Mei's Chinese heritage assumes she will be the obedient daughter who fulfill her parents' wishes. She needs to be a doctor, because it is a respectable and essential career that has great earning potential. She is to marry a man of Taiwanese heritage her mother will have selected, and she is to have a son, to continue the family line. Her brother Xing broke with tradition when he introduced her parents to his girlfriend, a woman who, due to a childhood sickness, would have difficulty conceiving a baby. As a result they disowned him and barred Mei from even contacting him.

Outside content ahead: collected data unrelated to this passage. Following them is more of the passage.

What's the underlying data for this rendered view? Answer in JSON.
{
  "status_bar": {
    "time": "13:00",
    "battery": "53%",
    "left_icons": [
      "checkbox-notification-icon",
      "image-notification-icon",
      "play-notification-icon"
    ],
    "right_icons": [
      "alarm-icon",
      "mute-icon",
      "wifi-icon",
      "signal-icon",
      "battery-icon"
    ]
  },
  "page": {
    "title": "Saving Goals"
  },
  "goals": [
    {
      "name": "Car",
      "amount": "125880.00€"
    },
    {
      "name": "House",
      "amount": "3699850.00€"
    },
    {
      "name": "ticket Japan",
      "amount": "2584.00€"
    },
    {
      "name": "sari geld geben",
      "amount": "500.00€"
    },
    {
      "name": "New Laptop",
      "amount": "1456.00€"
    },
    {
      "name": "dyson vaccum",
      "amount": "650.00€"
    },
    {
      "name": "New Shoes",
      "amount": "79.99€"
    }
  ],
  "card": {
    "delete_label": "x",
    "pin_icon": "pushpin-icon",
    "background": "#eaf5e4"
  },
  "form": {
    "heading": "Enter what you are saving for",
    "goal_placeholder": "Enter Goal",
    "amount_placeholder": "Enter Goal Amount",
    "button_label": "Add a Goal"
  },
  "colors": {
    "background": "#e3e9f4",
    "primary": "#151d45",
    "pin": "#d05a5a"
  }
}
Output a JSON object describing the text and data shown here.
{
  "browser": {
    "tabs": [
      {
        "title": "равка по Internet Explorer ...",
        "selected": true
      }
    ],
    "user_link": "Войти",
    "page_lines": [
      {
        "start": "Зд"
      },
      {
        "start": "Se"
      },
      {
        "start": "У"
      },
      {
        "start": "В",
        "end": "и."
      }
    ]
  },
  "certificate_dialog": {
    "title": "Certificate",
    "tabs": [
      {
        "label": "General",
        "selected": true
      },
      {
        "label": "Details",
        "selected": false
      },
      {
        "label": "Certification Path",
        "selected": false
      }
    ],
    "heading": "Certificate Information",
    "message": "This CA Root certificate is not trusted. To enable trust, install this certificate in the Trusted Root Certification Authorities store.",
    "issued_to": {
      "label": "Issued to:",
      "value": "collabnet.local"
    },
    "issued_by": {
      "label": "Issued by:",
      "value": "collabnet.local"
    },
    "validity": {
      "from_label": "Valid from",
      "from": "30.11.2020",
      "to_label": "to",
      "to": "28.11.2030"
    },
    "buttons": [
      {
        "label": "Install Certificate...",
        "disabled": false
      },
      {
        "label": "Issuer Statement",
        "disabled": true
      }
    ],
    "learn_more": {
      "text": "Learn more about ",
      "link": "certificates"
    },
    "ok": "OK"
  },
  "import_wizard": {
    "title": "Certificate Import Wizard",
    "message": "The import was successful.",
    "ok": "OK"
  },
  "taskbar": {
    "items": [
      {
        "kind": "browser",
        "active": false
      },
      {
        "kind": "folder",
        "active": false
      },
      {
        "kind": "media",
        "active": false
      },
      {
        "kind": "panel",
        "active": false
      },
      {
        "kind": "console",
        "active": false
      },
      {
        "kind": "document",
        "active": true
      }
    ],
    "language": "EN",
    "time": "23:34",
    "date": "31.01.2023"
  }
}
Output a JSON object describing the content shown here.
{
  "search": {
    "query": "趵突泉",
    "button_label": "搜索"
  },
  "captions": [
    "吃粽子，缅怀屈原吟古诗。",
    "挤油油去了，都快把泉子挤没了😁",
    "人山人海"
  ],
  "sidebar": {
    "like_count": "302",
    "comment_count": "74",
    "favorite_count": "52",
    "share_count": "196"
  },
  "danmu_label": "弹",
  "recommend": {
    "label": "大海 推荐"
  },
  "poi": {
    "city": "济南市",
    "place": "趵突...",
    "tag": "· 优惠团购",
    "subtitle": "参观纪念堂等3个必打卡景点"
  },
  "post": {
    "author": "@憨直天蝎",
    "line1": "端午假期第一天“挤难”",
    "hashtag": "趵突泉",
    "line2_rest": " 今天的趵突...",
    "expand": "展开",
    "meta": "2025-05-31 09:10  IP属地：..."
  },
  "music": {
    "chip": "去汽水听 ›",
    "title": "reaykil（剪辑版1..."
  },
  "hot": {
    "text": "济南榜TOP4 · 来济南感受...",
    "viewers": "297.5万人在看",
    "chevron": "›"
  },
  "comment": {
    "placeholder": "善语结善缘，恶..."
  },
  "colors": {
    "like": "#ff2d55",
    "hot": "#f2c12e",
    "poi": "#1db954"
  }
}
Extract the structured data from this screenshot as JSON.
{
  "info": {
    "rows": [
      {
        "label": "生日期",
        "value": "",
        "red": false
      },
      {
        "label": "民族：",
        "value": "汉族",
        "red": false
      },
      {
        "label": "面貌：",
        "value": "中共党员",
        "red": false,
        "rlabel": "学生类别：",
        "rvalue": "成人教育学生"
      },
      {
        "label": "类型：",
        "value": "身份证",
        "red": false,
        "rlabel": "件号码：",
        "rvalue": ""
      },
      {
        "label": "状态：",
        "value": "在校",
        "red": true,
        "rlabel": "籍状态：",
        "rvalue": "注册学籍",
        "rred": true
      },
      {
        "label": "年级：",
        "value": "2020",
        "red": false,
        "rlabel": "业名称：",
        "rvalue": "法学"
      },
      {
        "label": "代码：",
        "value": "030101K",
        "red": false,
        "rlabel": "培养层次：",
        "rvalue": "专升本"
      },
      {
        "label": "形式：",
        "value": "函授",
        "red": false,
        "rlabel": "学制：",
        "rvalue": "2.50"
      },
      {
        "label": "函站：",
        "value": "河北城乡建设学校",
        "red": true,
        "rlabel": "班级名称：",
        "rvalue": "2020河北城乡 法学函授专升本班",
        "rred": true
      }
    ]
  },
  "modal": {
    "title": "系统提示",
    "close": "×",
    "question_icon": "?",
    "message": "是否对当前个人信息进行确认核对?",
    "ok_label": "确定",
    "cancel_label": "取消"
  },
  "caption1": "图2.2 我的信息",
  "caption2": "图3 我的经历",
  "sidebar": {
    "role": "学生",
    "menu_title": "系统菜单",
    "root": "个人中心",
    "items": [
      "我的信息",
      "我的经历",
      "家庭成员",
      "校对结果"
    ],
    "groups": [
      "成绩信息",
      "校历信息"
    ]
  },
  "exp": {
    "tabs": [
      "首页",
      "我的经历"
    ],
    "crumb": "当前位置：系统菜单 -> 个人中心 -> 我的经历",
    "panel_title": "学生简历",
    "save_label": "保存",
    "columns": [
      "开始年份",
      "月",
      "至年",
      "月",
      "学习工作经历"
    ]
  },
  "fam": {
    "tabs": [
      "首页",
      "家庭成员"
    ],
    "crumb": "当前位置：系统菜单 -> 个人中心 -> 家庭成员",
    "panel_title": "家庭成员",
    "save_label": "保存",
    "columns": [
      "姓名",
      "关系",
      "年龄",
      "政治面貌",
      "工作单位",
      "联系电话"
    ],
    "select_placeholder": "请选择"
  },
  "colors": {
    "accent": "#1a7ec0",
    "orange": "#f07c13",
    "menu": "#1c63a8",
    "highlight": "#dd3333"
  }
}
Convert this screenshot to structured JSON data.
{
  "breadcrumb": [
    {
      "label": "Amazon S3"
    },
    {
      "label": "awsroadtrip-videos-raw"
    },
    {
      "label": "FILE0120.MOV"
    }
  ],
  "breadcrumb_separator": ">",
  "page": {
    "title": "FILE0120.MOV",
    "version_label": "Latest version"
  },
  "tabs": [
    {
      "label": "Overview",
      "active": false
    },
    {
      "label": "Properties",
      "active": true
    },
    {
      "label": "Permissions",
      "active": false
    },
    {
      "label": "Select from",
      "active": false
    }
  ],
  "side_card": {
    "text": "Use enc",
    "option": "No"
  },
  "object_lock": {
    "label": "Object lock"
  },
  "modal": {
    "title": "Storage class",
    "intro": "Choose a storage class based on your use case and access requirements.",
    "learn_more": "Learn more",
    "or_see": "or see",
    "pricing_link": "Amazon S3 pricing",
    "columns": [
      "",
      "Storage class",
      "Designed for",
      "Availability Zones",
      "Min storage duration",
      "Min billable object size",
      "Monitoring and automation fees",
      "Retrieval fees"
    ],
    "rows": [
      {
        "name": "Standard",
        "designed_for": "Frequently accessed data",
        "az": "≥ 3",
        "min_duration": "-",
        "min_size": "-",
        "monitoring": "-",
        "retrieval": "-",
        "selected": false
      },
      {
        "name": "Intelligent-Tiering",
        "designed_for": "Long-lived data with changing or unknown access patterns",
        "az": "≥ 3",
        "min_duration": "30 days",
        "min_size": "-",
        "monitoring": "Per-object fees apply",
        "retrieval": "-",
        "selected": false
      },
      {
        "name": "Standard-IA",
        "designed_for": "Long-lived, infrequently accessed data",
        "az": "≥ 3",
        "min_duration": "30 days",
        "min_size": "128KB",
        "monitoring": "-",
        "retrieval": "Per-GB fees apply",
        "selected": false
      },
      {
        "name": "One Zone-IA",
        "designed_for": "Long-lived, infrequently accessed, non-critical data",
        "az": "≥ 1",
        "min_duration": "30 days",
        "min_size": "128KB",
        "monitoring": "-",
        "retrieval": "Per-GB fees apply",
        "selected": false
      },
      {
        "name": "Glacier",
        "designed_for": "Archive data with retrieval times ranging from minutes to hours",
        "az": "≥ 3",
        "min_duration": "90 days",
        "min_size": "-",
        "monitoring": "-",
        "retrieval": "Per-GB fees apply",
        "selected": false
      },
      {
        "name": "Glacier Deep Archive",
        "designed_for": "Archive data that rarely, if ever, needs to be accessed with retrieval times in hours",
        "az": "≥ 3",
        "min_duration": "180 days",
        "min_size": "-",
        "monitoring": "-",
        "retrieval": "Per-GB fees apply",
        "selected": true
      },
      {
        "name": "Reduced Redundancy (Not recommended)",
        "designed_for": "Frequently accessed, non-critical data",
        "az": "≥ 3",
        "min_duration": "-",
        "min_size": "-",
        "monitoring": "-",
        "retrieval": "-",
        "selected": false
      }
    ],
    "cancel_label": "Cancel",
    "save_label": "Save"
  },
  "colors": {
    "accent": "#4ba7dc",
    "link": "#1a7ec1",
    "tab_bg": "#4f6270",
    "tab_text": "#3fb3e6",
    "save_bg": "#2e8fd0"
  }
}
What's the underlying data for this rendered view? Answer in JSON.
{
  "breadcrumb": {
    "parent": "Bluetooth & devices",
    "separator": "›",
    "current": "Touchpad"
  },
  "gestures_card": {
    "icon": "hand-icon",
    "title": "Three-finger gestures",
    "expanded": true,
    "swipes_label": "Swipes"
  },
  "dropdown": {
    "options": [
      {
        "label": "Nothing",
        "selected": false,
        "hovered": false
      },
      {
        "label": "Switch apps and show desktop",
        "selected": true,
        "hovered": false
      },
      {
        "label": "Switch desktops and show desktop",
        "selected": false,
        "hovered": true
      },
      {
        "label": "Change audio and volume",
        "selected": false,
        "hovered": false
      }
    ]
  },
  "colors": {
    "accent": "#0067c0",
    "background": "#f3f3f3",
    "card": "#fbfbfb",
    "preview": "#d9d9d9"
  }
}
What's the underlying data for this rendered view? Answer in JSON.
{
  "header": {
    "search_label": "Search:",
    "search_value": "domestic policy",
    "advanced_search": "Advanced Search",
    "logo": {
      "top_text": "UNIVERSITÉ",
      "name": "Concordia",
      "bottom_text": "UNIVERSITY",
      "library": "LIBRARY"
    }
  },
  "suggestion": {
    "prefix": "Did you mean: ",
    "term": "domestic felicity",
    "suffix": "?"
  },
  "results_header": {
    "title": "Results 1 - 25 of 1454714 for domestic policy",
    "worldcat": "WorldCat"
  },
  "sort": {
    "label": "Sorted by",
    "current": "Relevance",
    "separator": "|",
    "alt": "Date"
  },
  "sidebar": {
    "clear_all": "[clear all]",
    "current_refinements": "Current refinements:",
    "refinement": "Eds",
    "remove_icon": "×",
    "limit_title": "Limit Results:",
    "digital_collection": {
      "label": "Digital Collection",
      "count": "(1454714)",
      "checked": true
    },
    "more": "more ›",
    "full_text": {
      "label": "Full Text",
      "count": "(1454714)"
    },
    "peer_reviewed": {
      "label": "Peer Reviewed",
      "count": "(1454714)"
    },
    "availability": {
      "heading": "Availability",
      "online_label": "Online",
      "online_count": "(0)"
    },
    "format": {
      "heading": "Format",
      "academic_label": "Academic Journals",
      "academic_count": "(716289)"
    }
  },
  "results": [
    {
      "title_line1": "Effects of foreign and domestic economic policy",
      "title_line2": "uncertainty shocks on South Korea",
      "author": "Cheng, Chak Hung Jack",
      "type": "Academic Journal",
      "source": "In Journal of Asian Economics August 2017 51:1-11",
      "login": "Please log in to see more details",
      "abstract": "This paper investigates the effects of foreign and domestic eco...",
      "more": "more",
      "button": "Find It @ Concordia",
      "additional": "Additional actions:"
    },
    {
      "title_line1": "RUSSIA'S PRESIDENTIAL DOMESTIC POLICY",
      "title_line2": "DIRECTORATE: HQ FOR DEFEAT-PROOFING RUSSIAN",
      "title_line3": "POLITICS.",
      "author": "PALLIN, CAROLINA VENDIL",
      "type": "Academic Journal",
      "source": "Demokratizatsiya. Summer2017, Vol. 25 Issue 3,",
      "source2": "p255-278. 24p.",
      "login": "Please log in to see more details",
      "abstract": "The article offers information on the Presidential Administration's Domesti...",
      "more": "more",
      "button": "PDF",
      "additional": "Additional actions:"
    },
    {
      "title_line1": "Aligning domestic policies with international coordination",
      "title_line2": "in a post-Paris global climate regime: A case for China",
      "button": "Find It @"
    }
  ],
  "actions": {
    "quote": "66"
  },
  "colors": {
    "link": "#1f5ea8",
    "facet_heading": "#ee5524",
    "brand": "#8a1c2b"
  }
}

Now at MIT, Mei is navigating the minefield that is roommates, parental expectations, classes, and cute boys like Darren, a Japanese American, not even counting her own wishes and desires. Darren looms large, but he's a no-no in her parents' eyes, with the Japanese responsible for China's suffering during the Second World War. As the first semester progresses, Mei sinks further into a web of lies she has told to keep the two parts of her life separate, but she soon realizes that she can neither be fully Chinese nor fully American, but rather a hybrid with the best and worst characteristics. Can Mei discover a way to reconcile these two parts of her life without antagonizing her family further while at the same time not denying who she really is?